Yes, Siemens Rail Systems offers a wide range of rail vehciles for the EU railway market, many of them highly standardized. They have neat names, some must sound familiar: Vectron, Avenio, Inspiro, Viaggio, Desiro and Velaro. However, with all these products together, Siemens does not cover one important railway market segment: Urban and regional transport. True, there is the Desiro Mainline (running in Belgium, Austria, Germany, Hungary) and the Desiro High Capacity (currently under development for the Rhine-Ruhr Area in Germany) that one can regard as modern solution to commuter rail transport, but a highly standard platform with a focus on energy efficiency, connectivity and that, above all, is faster to build, no it is not there. So, Siemens has developed the new Mireo. The concept will be presented during InnoTrans 2016. Stadler Rail, Bombardier, beware.
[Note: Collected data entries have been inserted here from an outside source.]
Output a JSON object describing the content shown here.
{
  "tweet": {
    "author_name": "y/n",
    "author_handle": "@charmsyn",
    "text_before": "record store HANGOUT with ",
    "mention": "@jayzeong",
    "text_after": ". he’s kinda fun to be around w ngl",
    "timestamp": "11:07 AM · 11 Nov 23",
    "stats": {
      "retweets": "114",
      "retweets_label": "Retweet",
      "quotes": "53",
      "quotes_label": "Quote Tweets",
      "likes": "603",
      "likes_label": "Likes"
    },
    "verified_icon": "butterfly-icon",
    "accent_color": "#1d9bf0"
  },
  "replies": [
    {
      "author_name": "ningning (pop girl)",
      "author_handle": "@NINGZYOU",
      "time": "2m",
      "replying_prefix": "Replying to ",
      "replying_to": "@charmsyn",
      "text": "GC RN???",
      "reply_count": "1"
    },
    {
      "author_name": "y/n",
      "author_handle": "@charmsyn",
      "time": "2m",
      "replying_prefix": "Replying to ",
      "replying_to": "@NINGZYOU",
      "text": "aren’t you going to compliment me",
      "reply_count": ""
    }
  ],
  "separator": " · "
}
The Desiro City design, that Siemens developed and sold during the past 5 years to the UK market, was a first step towards a uniform design for a simple, light, flexible passenger train. In June the first units have entered revenue earning service, trains that finally will be used for the Thameslink services (class 700) in and around London. South West Trains also has a big batch on order (Class 707). But the Desiro City is developed to meet the UK market demands, including meeting with all the requirements resulting from the UK infrastructure, that is quite different from that on continental Europe.
Fun: the sounds of the Desiro City 🙂
But the experience with the Desiro City forms a solid base. The Desiro Mainline running on continental European networks also brings in important characteristics, although this type is predominantly used for regional traffic. With the Desiro High Capacity, not yet commissioned, it gets really crowded. How to transport as many people as possible in a safe and comfortable way, fast and still profitable to the operator? This question is valid for both the Desiro HC and the Mireo, that must have been developed side by side.
Both products are an answer to the trend that more and more people are living in urban centers and want to be mobile. Yet the average speed on the streets of many major cities is already less than 20 km/h and is continuing to drop. As a result, the popularity of public regional and urban transport systems is gaining over private transport.
The Mireo is conceived as a scalable articulated train. The basic car body is developed as a lightweight welded integral aluminum monocoque construction primarily based on large extruded profiles. Less weight is less energy consumption. Same for the Mireo bogies, where the trailing bogies have inside bearings. Aerodynamics is improved compared to previous models. Many components, such as the transformer and the electrodynamic (ED) brake system, have been made more energy-efficient. Combined with an intelligent board network management system, the total energy consumption of the Mireo can be reduced by 25 percent. The driver assistant system may contribute a further 30 percent saving in energy.
Bimode is possible
The Mireo can be optionally equipped with electrical traction batteries to bridge sections of the route that don’t have overhead power lines. Top speeds between 140 and 200 km/h are possible.
Various car body lengths and entry heights are available. Train configurations range between two cars and seven cars, having lengths between 50 and 140 meters. More seats are available than in previous models of the same length. Of course, onboard Internet access, passenger assistance and information systems, onboard entertainment, and security monitoring via CCTV are naturally all part of the Mireo concept.
During InnoTrans 2016, to be held in September, will be the launching event of the Mireo. We are curious how Siemens will put the new train in the spotlight. Mock-up? Models? Digitally? We’ll see.